Lavoro stabile da accettare in tutta Italia

Dove c’è “un’offerta di lavoro a tempo indeterminato che prevede il rispetto dei contratti collettivi, il raggio di osservazione e quindi di ricerca è quello nazionale”, ha detto Calderone intervenendo su Radio24 a proposito dell’offerta di lavoro congrua da accettare per non perdere il nuovo sussidio contro la povertà. “Se il contratto è a tempo determinato – ha aggiunto – il raggio è più limitato, nell’arco di 80 chilometri dalla residenza. Il nostro obiettivo è di poter portare al lavoro quante più persone possibili in tempi brevi anche perché abbiamo forti richieste da parte delle aziende che in questo momento hanno bisogno”, ha spiegato.

Dunque, chi riceve l’assegno di inclusione è tenuto ad accettare un offerta di lavoro “senza limiti di distanza, nell’ambito del territorio nazionale” in caso di offerta a tempo indeterminato. In precedenti versioni del testo si era tenuti ad accettare anche contratti a tempo determinato purché di durata non inferiore a dodici mesi.

Le causali e la precarietà

Altro tema caldo, quello dei contratti a termine e dell’alleggerimento dei vincoli sulla causalità: “Assolutamente no, non si verificherà un aumento della precarietà. E’ solo una questione legata a come si vuole leggere un percorso”, ha detto Calderone intervenendo a 24 Mattino.

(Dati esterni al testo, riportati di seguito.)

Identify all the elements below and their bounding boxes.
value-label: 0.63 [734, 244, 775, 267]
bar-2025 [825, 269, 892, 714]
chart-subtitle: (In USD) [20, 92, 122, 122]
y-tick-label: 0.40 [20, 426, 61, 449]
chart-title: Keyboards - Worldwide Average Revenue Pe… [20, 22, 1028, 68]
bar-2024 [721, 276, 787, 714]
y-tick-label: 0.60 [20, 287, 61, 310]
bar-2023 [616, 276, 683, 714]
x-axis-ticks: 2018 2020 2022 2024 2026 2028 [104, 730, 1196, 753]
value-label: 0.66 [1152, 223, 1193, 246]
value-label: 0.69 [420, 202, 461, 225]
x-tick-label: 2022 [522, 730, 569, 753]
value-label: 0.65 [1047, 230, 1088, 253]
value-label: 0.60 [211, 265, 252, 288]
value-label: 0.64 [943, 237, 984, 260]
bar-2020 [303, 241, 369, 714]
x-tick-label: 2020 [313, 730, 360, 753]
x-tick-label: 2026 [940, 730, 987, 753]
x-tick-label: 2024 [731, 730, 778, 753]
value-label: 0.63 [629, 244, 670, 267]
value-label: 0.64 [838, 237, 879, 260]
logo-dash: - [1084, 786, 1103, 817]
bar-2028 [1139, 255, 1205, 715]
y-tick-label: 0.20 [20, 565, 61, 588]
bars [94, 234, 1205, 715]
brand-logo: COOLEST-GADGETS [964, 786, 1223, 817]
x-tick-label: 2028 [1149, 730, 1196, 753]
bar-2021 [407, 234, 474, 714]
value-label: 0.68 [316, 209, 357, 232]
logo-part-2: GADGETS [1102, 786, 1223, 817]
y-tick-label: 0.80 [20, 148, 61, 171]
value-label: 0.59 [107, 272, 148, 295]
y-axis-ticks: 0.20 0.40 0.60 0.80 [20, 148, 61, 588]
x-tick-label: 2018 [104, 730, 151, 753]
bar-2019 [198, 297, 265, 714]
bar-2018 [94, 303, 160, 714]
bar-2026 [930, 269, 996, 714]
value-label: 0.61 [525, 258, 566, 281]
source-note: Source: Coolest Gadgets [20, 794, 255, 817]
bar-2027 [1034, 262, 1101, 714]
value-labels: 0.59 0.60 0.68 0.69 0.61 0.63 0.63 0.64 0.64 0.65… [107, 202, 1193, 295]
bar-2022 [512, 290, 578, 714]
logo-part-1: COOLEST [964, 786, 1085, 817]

Secondo la lettura della minisra, quello del decreto Lavoro è un intervento “che elimina le causali di difficile applicazione e che potevano generare contenzioso”. Il decreto, spiega, “affida alla contrattazione collettiva la definizione delle causali. Poi c’è una clausola per cui laddove non c’è una previsione da parte del contratto si dà alle parti la possibilità di prorogare per una finestra temporale limitata con un richiamo alle ragioni tecnico produttive”. Calderone sottolinea che i numeri del contratto a termine ci dicono che la questione delle causali riguarda il 2,5% dei contratti a termine. “Il 97% – dice – durano meno di 12 mesi. Il cambiamento riguarda meno del 3% dei contratti, per i primi 12 mesi non ci sono causali”. Infine Calderone ha sottolineato che per i patti individuali la scadenza è al 30 aprile 2024 “per dare tempo alla contrattazione collettiva di poter normare l’aspetto delle causali. Non è un tema che impensierisce. C’è un dinamismo, vanno rinnovati i contratti, credo sia uno strumento per incentivare una nuova stagione di accordi”.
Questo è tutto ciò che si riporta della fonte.